I attended a lunch time lecture at the Smithsonian on Macedonia. Not sure why, but it just seemed like the thing to do. The lecturer was an art historian who is from there, but who now lives here. She had 60 minutes, but took 75, and that was rushing. This is the first time she gave a lecture on Macedonia, and tried to both retell its history, and take us on a tour. Most of the pictures, she said, she got off Flickr.
Macedonia was, of course, the southernmost province of Yugoslavia, and has been independent since 1991. Historic Macedonia, however, covers a portion of northern Greece larger than today’s Republic, as well as smaller parts of Bulgaria and Albania. The Greeks believe that true Macedonia is within Greece and has convinced the UN to admit Macedonia only under the name of The Former Yugoslav Republic of Macedonia. Imagine my surprise, therefore, to learn that our sizable audience included representatives of both the Greek and the Macedonian embassies.
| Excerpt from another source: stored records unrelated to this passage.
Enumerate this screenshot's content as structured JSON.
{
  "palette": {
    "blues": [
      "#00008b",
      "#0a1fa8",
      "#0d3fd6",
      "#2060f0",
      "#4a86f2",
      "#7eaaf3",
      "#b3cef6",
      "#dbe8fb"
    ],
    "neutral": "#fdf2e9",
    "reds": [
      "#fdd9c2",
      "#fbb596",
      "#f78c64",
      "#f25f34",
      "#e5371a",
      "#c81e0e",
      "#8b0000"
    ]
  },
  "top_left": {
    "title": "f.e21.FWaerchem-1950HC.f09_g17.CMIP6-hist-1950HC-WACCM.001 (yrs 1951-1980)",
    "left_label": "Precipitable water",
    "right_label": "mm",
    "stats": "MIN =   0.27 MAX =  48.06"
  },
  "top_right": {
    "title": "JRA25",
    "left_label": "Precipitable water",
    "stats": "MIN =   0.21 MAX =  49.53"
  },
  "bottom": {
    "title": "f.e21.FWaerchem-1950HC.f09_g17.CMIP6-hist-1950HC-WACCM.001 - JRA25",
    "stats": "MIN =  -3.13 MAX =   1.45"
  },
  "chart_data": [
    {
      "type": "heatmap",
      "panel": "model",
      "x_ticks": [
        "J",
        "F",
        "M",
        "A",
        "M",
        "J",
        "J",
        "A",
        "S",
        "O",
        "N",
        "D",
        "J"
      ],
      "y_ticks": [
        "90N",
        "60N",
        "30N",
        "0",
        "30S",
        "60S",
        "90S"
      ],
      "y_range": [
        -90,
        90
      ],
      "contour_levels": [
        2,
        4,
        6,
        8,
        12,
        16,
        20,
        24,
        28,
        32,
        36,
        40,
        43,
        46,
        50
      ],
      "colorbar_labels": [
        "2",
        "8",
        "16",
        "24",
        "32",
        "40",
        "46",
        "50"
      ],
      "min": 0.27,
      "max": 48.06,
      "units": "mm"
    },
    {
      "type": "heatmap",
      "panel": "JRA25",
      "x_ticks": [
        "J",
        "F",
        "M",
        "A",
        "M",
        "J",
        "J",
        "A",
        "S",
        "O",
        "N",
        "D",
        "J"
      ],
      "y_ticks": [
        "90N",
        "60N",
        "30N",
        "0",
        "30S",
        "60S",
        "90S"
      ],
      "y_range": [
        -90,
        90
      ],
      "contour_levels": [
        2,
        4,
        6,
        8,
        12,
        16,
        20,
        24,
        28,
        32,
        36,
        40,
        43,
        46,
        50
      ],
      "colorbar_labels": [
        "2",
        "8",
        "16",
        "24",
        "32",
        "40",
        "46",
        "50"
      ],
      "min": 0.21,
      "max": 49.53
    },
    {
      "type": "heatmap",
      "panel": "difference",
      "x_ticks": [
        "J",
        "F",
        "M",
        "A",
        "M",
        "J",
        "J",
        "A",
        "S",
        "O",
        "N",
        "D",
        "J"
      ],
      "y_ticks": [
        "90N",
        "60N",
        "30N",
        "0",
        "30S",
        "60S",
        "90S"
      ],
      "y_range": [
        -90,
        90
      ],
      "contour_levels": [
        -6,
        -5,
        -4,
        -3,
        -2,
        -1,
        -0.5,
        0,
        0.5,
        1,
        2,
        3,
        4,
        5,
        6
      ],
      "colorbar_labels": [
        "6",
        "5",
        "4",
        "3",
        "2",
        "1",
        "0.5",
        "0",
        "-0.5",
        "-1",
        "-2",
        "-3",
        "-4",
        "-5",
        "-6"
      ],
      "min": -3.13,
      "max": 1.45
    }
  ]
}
Macedonia was of a piece when it was part of the Ottoman Empire, but was split up after the Balkan revolt against Turkey, by the Treaty of London in 1913. But the boundaries were not made clear by the treaty, leading to more struggle, and the current configuration. The population of Macedonia is only 64% Macedonian. It is 25% Albanian (in the north and west), and has many other ethnic groups (Serbs, Greeks, Bulgarians, Gypsies, and more). The Macedonian Salad (a medley of fruit) was so-named because of the mixture in the population of Macedonia.
It is the size of Vermont. It has beautiful mountain vistas. It has a number of old medieval cities, with both Turkish and European sections. It is largely Orthodox Christian. Its churches are of Byzantine design, with a wide variety of very well done frescoes. Its cities have cafes and a lot of street life. It looks like a very interesting, and relatively laid back, place to visit.